Showers Possible Today, Beautiful Week Ahead – Saturday 10 a.m.
September 8, 2012 Leave a comment
Big changes are in store for Central Alabama over the next 24 hours. Much drier air and cooler temperatures are on the way, but before they get here, we`ve got one more system to deal with.
A longwave trough is parked over the eastern third of Canada this morning and before it retreats further off to the north two more shortwave troughs will affect us as they round the southern periphery of the larger trough. The first is the one responsible for the approaching cold front this morning. Prefrontal activity has been ongoing ahead of the cold front for the last 6-10 hours, creating a line of showers and thunderstorms which has been weakening since midnight. This precipitation is on our door step and the question in the short term will be, how much more activity will we see today as the front moves through the area. Currently stretching from ArkLaTex northeastward into the Great Lakes, the front is expected to close in on Central Alabama through the morning hours. Models are pretty consistent with a couple of things: First, having the front approaching the I-20 corridor around the noon hour today and second, the idea of post frontal showers. It is likely that because the parent low is so far off to the north and there really isn`t a whole lot of synoptic support for organized convection, it will take the afternoon heating of the day to help create the necessary instability for thunderstorms. Because of this, the main area of focus for thunderstorms this afternoon will be along and south of Interstate 20. The good news is there isn`t a whole lot of synoptic support. This means there won`t be much in the way of shear to sustain updraft growth. 0-6km bulk shear of 20-25 kts ahead of the front is about all this system looks to muster across our area and this should curb any concerns about severe weather. Post frontal showers will be possible through the afternoon, but will be of little consequence.

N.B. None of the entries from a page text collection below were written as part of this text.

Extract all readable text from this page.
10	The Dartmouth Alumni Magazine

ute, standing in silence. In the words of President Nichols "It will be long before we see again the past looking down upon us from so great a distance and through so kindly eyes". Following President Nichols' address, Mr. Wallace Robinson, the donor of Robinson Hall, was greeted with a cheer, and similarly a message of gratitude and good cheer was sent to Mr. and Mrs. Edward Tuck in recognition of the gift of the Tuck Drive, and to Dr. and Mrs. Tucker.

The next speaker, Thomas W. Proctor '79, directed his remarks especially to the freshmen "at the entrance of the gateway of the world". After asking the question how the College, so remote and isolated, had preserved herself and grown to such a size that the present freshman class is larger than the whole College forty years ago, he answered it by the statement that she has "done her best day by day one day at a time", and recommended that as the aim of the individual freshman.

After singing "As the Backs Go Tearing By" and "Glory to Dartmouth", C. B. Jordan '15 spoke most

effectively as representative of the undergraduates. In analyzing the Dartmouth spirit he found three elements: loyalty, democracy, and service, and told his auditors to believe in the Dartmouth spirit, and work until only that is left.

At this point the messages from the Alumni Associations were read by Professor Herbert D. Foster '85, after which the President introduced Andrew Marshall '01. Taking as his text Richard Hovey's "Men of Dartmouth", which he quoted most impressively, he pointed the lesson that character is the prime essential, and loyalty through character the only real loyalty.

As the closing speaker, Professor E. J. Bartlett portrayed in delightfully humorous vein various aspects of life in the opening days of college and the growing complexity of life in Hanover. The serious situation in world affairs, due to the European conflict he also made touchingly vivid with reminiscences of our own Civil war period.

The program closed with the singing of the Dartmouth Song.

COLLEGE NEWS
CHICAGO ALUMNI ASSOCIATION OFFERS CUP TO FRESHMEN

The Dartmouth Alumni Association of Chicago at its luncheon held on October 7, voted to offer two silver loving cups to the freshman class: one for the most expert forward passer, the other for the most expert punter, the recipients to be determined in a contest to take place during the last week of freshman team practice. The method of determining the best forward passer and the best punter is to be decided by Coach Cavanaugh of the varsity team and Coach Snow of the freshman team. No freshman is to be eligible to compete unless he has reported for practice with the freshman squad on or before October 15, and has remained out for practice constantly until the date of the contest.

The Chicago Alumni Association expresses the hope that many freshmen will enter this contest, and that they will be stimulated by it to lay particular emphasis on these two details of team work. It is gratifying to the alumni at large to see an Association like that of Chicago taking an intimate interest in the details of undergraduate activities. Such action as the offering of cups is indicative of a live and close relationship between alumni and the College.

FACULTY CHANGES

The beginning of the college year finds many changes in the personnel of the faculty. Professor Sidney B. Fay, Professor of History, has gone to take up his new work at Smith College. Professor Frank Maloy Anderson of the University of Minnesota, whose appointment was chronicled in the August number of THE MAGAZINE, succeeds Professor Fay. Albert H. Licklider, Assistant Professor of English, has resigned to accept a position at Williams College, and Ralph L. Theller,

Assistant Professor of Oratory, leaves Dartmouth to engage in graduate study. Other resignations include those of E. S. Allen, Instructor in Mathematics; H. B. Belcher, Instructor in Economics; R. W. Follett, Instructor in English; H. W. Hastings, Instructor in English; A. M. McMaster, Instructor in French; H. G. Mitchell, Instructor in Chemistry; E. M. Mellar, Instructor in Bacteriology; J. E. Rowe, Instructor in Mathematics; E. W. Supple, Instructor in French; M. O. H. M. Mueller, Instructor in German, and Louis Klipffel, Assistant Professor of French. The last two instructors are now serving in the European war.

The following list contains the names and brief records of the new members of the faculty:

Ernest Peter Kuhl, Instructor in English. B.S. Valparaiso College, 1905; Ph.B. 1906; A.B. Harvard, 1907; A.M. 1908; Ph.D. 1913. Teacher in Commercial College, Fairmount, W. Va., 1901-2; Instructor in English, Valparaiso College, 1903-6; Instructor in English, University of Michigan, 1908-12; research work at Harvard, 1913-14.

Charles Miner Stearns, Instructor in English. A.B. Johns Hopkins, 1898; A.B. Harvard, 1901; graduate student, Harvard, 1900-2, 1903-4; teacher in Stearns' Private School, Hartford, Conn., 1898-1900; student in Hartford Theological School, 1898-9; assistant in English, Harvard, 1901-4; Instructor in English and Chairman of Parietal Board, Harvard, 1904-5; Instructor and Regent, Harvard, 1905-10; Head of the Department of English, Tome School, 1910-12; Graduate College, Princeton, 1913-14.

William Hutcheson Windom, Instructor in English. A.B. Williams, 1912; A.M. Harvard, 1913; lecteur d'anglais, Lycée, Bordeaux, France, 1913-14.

The second of the two shortwave troughs will round the base of the longwave trough tonight and this will be the instigator in keeping the front moving through the state. Rain should end from northwest to southeast after sunset this evening and dry air will replace the rain fairly quickly.
The next question will be how cool will it get tonight. Looking upstream, post frontal dew points in the upper 40s and low 50s are fairly prevalent in the mid-Mississippi Valley. Dew points in the low to middle 50s would lead to unseasonably cool temperatures for Sunday morning.
The rest of the forecast has us dominated by high pressure aloft and at the surface. This means dry conditions all week and below normal temperatures can be expected Sunday through Tuesday, with a slight warming trend throughout the workweek.